Rain on race day is the most visible variable. Heavy pre-meeting rain at Harlow tends to slow the going and push results towards the rail. If the forecast shows persistent rain before an evening meeting, I add a small weight to Trap 1 and Trap 2 in my assessment and reduce the weight on Trap 5 and Trap 6. It is a crude adjustment, but over hundreds of race nights it has nudged my strike rate in the right direction.

The broader lesson is that trap bias is not a fixed property of the track — it is a dynamic one. Annual figures give you the skeleton, but seasonal and going-dependent adjustments put flesh on the bones. Updating your dataset quarterly and tagging each race with the prevailing going allowance lets you spot these shifts before they become obvious to the wider market.

Frequently Asked Questions

Does Harlow"s 334-metre circumference favour inside or outside traps?

The relatively wide bends at Harlow mean the inside rail advantage is present but less extreme than at smaller circuits. Trap 1 typically wins at 18-19%, above the 16.67% theoretical baseline, but the wider geometry also gives Trap 6 room to perform — its 21% win rate in 2025 is one of the highest outside-trap figures at any GBGB track. Neither end of the draw dominates overwhelmingly; both carry a measurable edge over the middle boxes.

How often should I update my trap bias data?

I refresh my core Harlow trap dataset every calendar quarter. Seasonal going changes, track maintenance and surface adjustments can shift the bias over periods of weeks, so annual figures alone can mask important trends. Quarterly snapshots give you enough volume for statistical reliability while capturing shifts before they become old news.

Is Trap 6"s 21% win rate at Harlow statistically significant?

Over a large enough sample — at least 200 starts in the period measured — a deviation of five percentage points above the 16.67% baseline is significant by most standard tests. The key is ensuring your sample excludes void races, non-runners and trials, and that you are looking at the correct distance split. The 21% headline figure holds across all distances combined, but it is driven disproportionately by 415-metre races where the geometry most favours the outside runner.

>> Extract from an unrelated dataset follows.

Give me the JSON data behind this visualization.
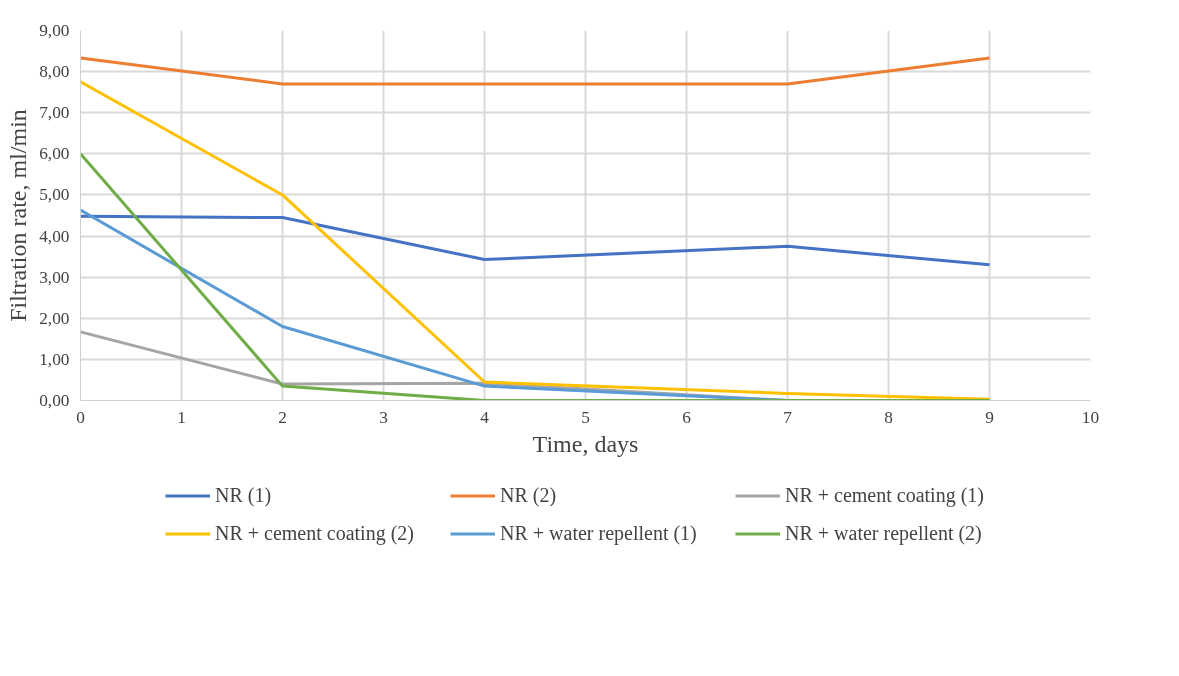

Where the Numbers Point Next

Trap bias at Harlow is not a secret — anyone with a spreadsheet and the patience to log results can reproduce these figures. The edge lies not in knowing the numbers but in knowing when to lean on them and when to set them aside. A 21% win rate for Trap 6 is compelling, but it only becomes profitable when you pair it with the right dog, at the right distance, on the right going, against the right opponents. Strip away any one of those conditions and the number loses its teeth.

I update this data every quarter and cross-reference it against the broader patterns I track across all eighteen remaining GBGB-licensed stadiums. Mark Bird, GBGB’s chief executive, has spoken about the progress embedded in recent welfare and data initiatives across those stadiums — progress that depends, in part, on the same result datasets that form analysts like me use for entirely different purposes. The trends shift — they always do — and the punters who stay ahead are the ones who treat their bias tables as living documents rather than carved-in-stone certainties. If one thing has stayed constant across eleven years of watching greyhounds tear around Harlow, it is that the track rewards preparation and punishes assumptions. The numbers are here. What you do with them is up to you.